Einen kunstvollen Höhepunkt erklomm die „Okami“-Reihe mit „Der Wind des Todes“. Der dritte Part der Saga um Schwertmeister Itto Ogami (Tomisaburo Wakayama), den ehemaligen Scharfrichter des Shoguns, der durch eine Intrige des Yagyu-Klans geächtet wurde und mit Sohn Daigoro (Akihiro Tomikawa) auf Rache sinnend den Weg der Hölle beschreitet, setzt trotz eines furiosen Showdowns weniger auf blutige Samurai-Action. Stärker als zuvor rücken persönliche Schicksale ins Zentrum der Erzählung, die sich diesmal zu einem anmutigen und bisweilen tieftraurigen Blick auf die veränderte Rolle der Samurai und Geschlechterbilder im feudalen Japan verdichten.
Der Wandel der Zeit hat aus vielen Samurais Söldner gemacht, die sich von den alten Tugenden entfernt haben und dem Alkohol verfallen sind. Eine Ausnahme ist der mit seinem Schicksal hadernde Kanbei Magomura (Go Kato), der sich mit Ogami im Zweikampf messen will, um ehrenhaft den Tod zu finden. Doch der einsame Wolf erklärt das Duell für unentschieden. Erst am Ende, wenn Ogami dem ruchlosen Provinzverwalter Genba (Isao Yamagata) samt einer Hundertschaft Kämpfer gegenübergetreten ist, soll sich Kanbeis Wunsch erfüllen. Zuvor aber geraten Ogami und der kleine Daigoro, der mehr und mehr eine eigene Identität entwickelt, an die besonnene Schwertkämpferin Torizo (Yuko Hamada).
Die ist auf der Suche nach einer von den beiden versteckten Frau, die den Mann, der sie rechtmäßig gekauft hat, bei einem Vergewaltigungsversuch im Affekt tötete.

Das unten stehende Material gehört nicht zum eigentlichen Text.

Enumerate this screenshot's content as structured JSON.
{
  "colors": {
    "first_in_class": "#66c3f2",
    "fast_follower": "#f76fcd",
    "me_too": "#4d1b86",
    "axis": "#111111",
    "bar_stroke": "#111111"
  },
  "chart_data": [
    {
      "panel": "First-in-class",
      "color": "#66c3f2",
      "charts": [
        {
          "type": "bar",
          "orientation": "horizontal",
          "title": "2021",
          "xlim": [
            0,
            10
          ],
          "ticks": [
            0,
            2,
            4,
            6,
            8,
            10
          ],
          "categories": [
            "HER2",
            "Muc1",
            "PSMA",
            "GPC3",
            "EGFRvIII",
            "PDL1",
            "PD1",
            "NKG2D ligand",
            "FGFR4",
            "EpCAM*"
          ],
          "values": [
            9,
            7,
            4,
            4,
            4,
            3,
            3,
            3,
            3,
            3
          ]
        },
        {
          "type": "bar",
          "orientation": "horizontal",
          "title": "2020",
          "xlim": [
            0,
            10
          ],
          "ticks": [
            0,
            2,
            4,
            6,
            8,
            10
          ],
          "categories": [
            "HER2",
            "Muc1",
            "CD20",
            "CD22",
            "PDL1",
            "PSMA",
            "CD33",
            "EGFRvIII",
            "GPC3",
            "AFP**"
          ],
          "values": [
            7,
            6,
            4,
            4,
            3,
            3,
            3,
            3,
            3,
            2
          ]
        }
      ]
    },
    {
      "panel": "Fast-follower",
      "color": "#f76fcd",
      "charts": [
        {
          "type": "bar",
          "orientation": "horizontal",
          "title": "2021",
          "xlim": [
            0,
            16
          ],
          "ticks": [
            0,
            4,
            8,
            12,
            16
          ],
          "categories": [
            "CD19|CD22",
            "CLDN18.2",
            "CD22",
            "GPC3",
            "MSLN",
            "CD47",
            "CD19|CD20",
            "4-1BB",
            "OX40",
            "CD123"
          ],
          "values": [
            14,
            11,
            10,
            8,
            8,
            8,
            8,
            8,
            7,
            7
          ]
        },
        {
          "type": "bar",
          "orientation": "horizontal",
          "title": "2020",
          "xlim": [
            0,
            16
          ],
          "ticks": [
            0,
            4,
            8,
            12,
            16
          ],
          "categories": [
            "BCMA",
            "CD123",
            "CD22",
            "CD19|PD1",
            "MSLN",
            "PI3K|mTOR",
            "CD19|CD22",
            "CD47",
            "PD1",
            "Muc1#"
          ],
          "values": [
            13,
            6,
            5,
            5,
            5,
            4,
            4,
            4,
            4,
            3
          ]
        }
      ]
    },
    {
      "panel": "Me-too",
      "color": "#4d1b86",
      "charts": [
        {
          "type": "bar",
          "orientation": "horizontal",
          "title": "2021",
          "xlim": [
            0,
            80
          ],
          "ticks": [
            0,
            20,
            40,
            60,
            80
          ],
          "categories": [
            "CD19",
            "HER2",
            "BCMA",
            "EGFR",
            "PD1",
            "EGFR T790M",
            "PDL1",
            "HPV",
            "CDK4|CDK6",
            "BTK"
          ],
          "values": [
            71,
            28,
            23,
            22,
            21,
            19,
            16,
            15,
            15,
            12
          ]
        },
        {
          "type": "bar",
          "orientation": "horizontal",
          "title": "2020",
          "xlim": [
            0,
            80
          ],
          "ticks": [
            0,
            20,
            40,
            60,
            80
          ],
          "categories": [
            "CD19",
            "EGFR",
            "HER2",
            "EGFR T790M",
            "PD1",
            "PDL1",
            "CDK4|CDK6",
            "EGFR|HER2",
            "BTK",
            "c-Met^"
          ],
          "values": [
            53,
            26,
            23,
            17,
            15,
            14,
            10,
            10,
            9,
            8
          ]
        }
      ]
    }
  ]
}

Die verbale Konfrontation zwischen Torizo und dem störrischen Ogami ist von schleichender Spannung geprägt und in Fotografie und Schnitt ein Höhepunkt der gesamten Serie. Anstelle der von ihm beschützten Frau lässt Ogami eine (beim US-Geheimdienst auch heute noch sehr populäre) Wasserfolter über sich ergehen und wird schließlich Torizos einarmigem Vater vorgeführt, der ihn mit der eigenen Vergangenheit als Kaishakunin konfrontiert. Für ihn soll Ogami den verräterischen Genba ermorden.
Mit elegischem Erzählrhythmus und beiläufiger Gewalt schafft Regisseur Kenji Misumi eine meisterliche Ambivalenz. Allein Daigoros Observierung der Insektenwelt im Regen stellt in ihrer schier lyrischen Anmut einen Moment seltener Entspannung dar. So zurückhaltend der Schwerteinsatz bis dahin gezeigt wurde, so orgiastisch gibt sich das finale Scharmützel mit Genbas Getreuen. In bester Italo-Western-Manier enthüllt Daigoros Kinderwagen Gewehrläufe und Ogami sprengt seine Gegner mit Dynamit in Stücke. Der Kontrast zum nachdenklichen Vorlauf könnte kaum größer sein. Erst recht nicht, wenn die Kamera am Ende die Perspektive eines abgeschlagenen Kopfes einnimmt. Zwischen meditativer Ruhe und Blutfontänen wird „Der Wind des Todes“ damit zum anspruchsvollsten „Okami“-Film.